Don't be put off by the jerks; this site deserves much more than their presence. It may take 30 tries, but you can usually find a few shy, friendly people who will talk (sometimes in broken English) about himself, her life, share a joke, an interest, a link, or simple surprise and pleasure in connecting with another strange soul 5,000 miles away who appreciates a nod and a smile. Unlike Facebook, Chatroulette makes no demands and restores respect for privacy.

(Correction: last week I mistakenly said that Daniel Tammet learned Finnish in a week and proved it on the radio. I meant Icelandic.)

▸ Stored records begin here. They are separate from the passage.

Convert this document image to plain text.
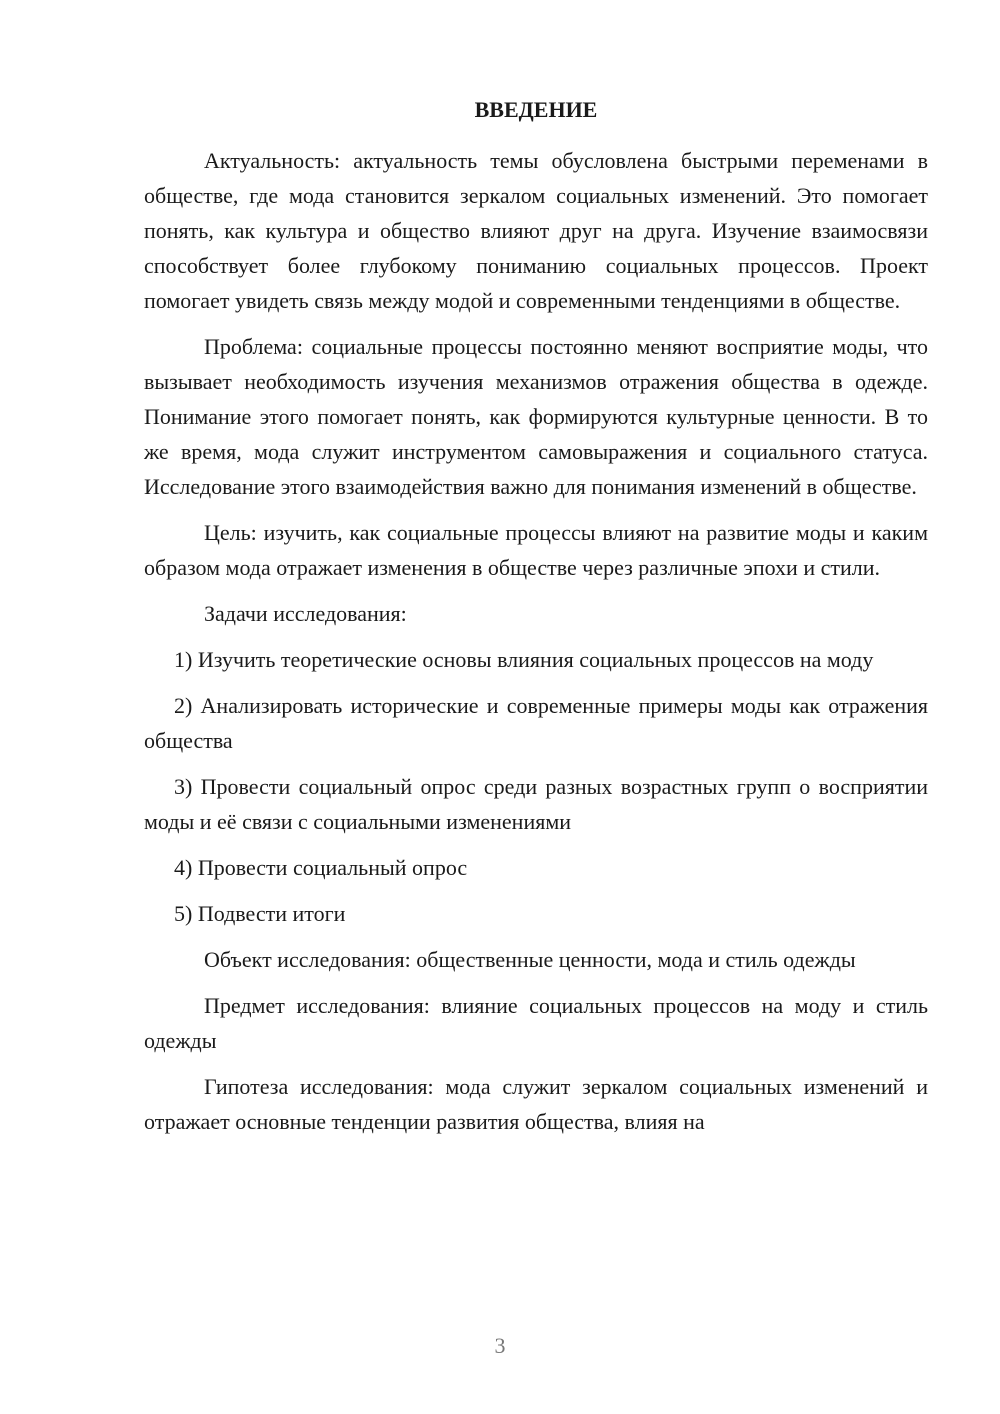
ВВЕДЕНИЕ

Актуальность: актуальность темы обусловлена быстрыми переменами в обществе, где мода становится зеркалом социальных изменений. Это помогает понять, как культура и общество влияют друг на друга. Изучение взаимосвязи способствует более глубокому пониманию социальных процессов. Проект помогает увидеть связь между модой и современными тенденциями в обществе.

Проблема: социальные процессы постоянно меняют восприятие моды, что вызывает необходимость изучения механизмов отражения общества в одежде. Понимание этого помогает понять, как формируются культурные ценности. В то же время, мода служит инструментом самовыражения и социального статуса. Исследование этого взаимодействия важно для понимания изменений в обществе.

Цель: изучить, как социальные процессы влияют на развитие моды и каким образом мода отражает изменения в обществе через различные эпохи и стили.

Задачи исследования:

1) Изучить теоретические основы влияния социальных процессов на моду

2) Анализировать исторические и современные примеры моды как отражения общества

3) Провести социальный опрос среди разных возрастных групп о восприятии моды и её связи с социальными изменениями

4) Провести социальный опрос

5) Подвести итоги

Объект исследования: общественные ценности, мода и стиль одежды

Предмет исследования: влияние социальных процессов на моду и стиль одежды

Гипотеза исследования: мода служит зеркалом социальных изменений и отражает основные тенденции развития общества, влияя на

3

Paul Wiener of Ann Arbor was a librarian for 32 years at Stony Brook University, in Long Island, N.Y., where he managed the English Literature, Art and Film Collections. He may be reached at pwiener@gmail.com.

Comments

noreaster

Mon, May 14, 2012 : 1:33 p.m.

My calculations show 80 microns is more like 1/300 of an inch, a bit larger than the 1/500 stated. Might want to check your numbers before you present them...

noreaster

Mon, May 14, 2012 : 1:29 p.m.

Mr. Wiener, please don't confuse pixels with pixels per square inch, neither of which is as useful as pixels per inch. Middling computer and camera screens are nowhere near 3 million pixels total, let alone 3 million pixels per square inch. A full HD display, seen only on top end computers, is 1920 x 1080 pixels or about 2 million total. For a 16" x 9" display that would be 14,400 pixels per square inch, a far cry from 3 million. Much more useful is knowing pixels per (linear) inch, which is near 100 for most displays. The best displays are around 300 pixels per inch, as seen on only the latest smartphones.

Paul Wiener

Mon, May 14, 2012 : 2:19 p.m.

I appreciate the correction. In trying to indicate how small pixels are I may have been confused by varying descriptions of their size and scale, especially in discussions of camera technology. Your clarification doesn't diminish the art of etching microchips, but it will help readers understand that even a larger scale of tiny is still awfully small.

DBH

Sat, May 12, 2012 : 5:03 p.m.

I really like the Squashed Philosophers. Thanks!

PattyinYpsi

Sat, May 12, 2012 : 3:04 p.m.

So nice to have you back, Paul! And this week's suggestions did not disappoint. The Silicon Zoo on the Molecular Expressions site may be the nerdiest--in a good way!--site on the Internet, being filled with tiny depictions of such gods of nerd culture as "The Simpsons" and Scott Adams. But the images themselves are delightful and often amazing--the aspen leaf, for example, of which 25 billion of this doodle would be required to comprise a real aspen leaf. I love knowing that the small worlds within our laptops contain these secret artistic expressions created by engineers.